Under the terms of the agreement, the companies will bundle Sophia's DDM with Multiplicom's molecular diagnostic kits, and Sophia will market the combined solution to prospective customers.

Financial details of the deal were not disclosed.

The benefits of the combined offering include improve turnaround time for sample processing and access to advanced genomic analytics tools, according to Sophia Founder and CEO Jurgi Camblong. "We can now offer hospitals and laboratories a streamlined solution for molecular diagnostics, and thereby accelerate the adoption of next-generation sequencing in routine clinical diagnostics," he said in a statement.

The partnership "further underpins our commitment to provide accurate information to physicians and patients that improves quality of life and treatment outcome," Multiplicom CEO Dirk Pollet added.

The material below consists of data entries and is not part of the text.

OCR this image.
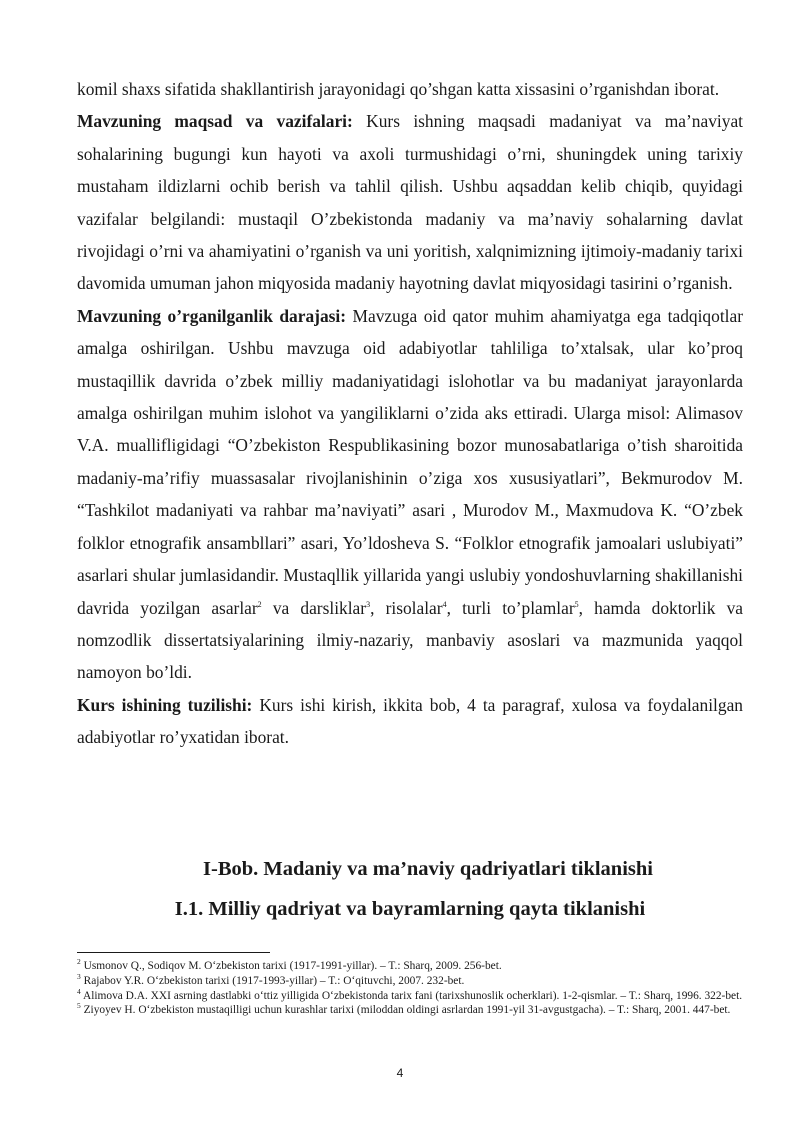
komil shaxs sifatida shakllantirish jarayonidagi qo’shgan katta xissasini o’rganishdan iborat.

Mavzuning maqsad va vazifalari: Kurs ishning maqsadi madaniyat va ma’naviyat sohalarining bugungi kun hayoti va axoli turmushidagi o’rni, shuningdek uning tarixiy mustaham ildizlarni ochib berish va tahlil qilish. Ushbu aqsaddan kelib chiqib, quyidagi vazifalar belgilandi: mustaqil O’zbekistonda madaniy va ma’naviy sohalarning davlat rivojidagi o’rni va ahamiyatini o’rganish va uni yoritish, xalqnimizning ijtimoiy-madaniy tarixi davomida umuman jahon miqyosida madaniy hayotning davlat miqyosidagi tasirini o’rganish.

Mavzuning o’rganilganlik darajasi: Mavzuga oid qator muhim ahamiyatga ega tadqiqotlar amalga oshirilgan. Ushbu mavzuga oid adabiyotlar tahliliga to’xtalsak, ular ko’proq mustaqillik davrida o’zbek milliy madaniyatidagi islohotlar va bu madaniyat jarayonlarda amalga oshirilgan muhim islohot va yangiliklarni o’zida aks ettiradi. Ularga misol: Alimasov V.A. muallifligidagi “O’zbekiston Respublikasining bozor munosabatlariga o’tish sharoitida madaniy-ma’rifiy muassasalar rivojlanishinin o’ziga xos xususiyatlari”, Bekmurodov M. “Tashkilot madaniyati va rahbar ma’naviyati” asari , Murodov M., Maxmudova K. “O’zbek folklor etnografik ansambllari” asari, Yo’ldosheva S. “Folklor etnografik jamoalari uslubiyati” asarlari shular jumlasidandir. Mustaqllik yillarida yangi uslubiy yondoshuvlarning shakillanishi davrida yozilgan asarlar$^2$ va darsliklar$^3$, risolalar$^4$, turli to’plamlar$^5$, hamda doktorlik va nomzodlik dissertatsiyalarining ilmiy-nazariy, manbaviy asoslari va mazmunida yaqqol namoyon bo’ldi.

Kurs ishining tuzilishi: Kurs ishi kirish, ikkita bob, 4 ta paragraf, xulosa va foydalanilgan adabiyotlar ro’yxatidan iborat.

I-Bob. Madaniy va ma’naviy qadriyatlari tiklanishi
I.1. Milliy qadriyat va bayramlarning qayta tiklanishi

$^2$ Usmonov Q., Sodiqov M. O‘zbekiston tarixi (1917-1991-yillar). – T.: Sharq, 2009. 256-bet.

$^3$ Rajabov Y.R. O‘zbekiston tarixi (1917-1993-yillar) – T.: O‘qituvchi, 2007. 232-bet.

$^4$ Alimova D.A. XXI asrning dastlabki o‘ttiz yilligida O‘zbekistonda tarix fani (tarixshunoslik ocherklari). 1-2-qismlar. – T.: Sharq, 1996. 322-bet.

$^5$ Ziyoyev H. O‘zbekiston mustaqilligi uchun kurashlar tarixi (miloddan oldingi asrlardan 1991-yil 31-avgustgacha). – T.: Sharq, 2001. 447-bet.

4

Earlier this year, Sophia Genetics partnered with Integrated DNA Technologies to provide customers with target capture and data analytics for next-generation sequencing-based clinical diagnostics. More recently, it announced a $1 million initiative supported by the Swiss Commission for Technology and Initiative, to develop encryption methods and standards to protect data transferred between patient registries in hospitals and on genomic platforms.